Private Bildung wird gestärkt – Hochschulen belastet
Privatschulen könnten künftig stärker profitieren: Mit jährlich 5 Milliarden Dollar sollen Gutscheine für einkommensschwächere Familien finanziert werden, um Privatschulbesuche oder Homeschooling zu ermöglichen.
Zugleich sollen Steuern auf große Universitätsvermögen wie bei Harvard drastisch erhöht werden. Trumps Gesetzgeber begründen dies mit dem Wunsch nach mehr Bildungsgerechtigkeit – Kritiker sehen darin einen politischen Angriff auf liberale Bildungseinrichtungen.
Weniger Hilfe bei Studienkrediten
Auch im Bereich der Studienkredite droht vielen Studierenden ein Rückschlag. Erleichterungen aus Bidens Amtszeit würden zurückgenommen, Rückzahlungsoptionen eingeschränkt und Kreditobergrenzen für Eltern und Studierende eingeführt.
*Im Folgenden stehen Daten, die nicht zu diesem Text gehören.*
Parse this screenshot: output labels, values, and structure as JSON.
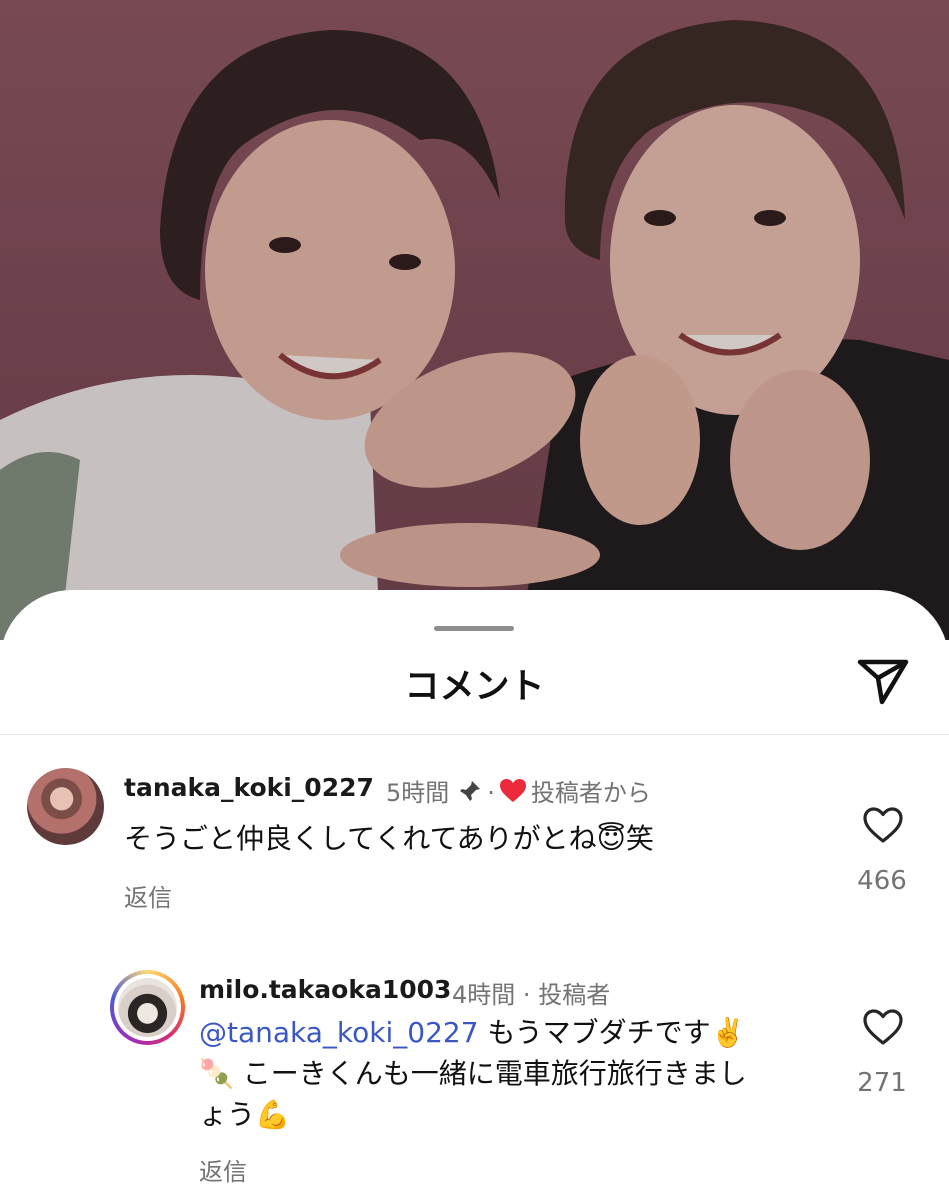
{
  "sheet": {
    "title": "コメント"
  },
  "comments": [
    {
      "username": "tanaka_koki_0227",
      "time": "5時間",
      "dot": "·",
      "liked_by_author_label": "投稿者から",
      "text": "そうごと仲良くしてくれてありがとね😇笑",
      "reply_label": "返信",
      "likes": "466"
    },
    {
      "username": "milo.takaoka1003",
      "time": "4時間",
      "dot": "·",
      "author_label": "投稿者",
      "mention": "@tanaka_koki_0227",
      "text_line1": " もうマブダチです✌️",
      "text_line2": "🍡 こーきくんも一緒に電車旅行旅行きまし",
      "text_line3": "ょう💪",
      "reply_label": "返信",
      "likes": "271"
    }
  ],
  "colors": {
    "accent_mention": "#3b57c4",
    "like_heart_red": "#ed2a3c",
    "muted_text": "#737373"
  },
  "icons": {
    "send": "send-icon",
    "pin": "pin-icon",
    "author_like": "heart-filled-icon",
    "like": "heart-outline-icon"
  }
}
Besonders betroffen wären zukünftige Master- und Promotionsstudierende, da bestimmte Darlehensprogramme entfallen würden.
Fazit:
Das Gesetz steht exemplarisch für Donald Trumps wirtschaftspolitischen Kurs: Steuererleichterungen und wirtschaftliche Anreize auf der einen Seite, massive Einschnitte bei Sozialprogrammen und Umweltförderung auf der anderen. Ob der Senat dem umfassenden Paket zustimmt, bleibt abzuwarten – ebenso, wie sich die Maßnahmen auf die Gesellschaft und Wirtschaft der Vereinigten Staaten langfristig auswirken werden.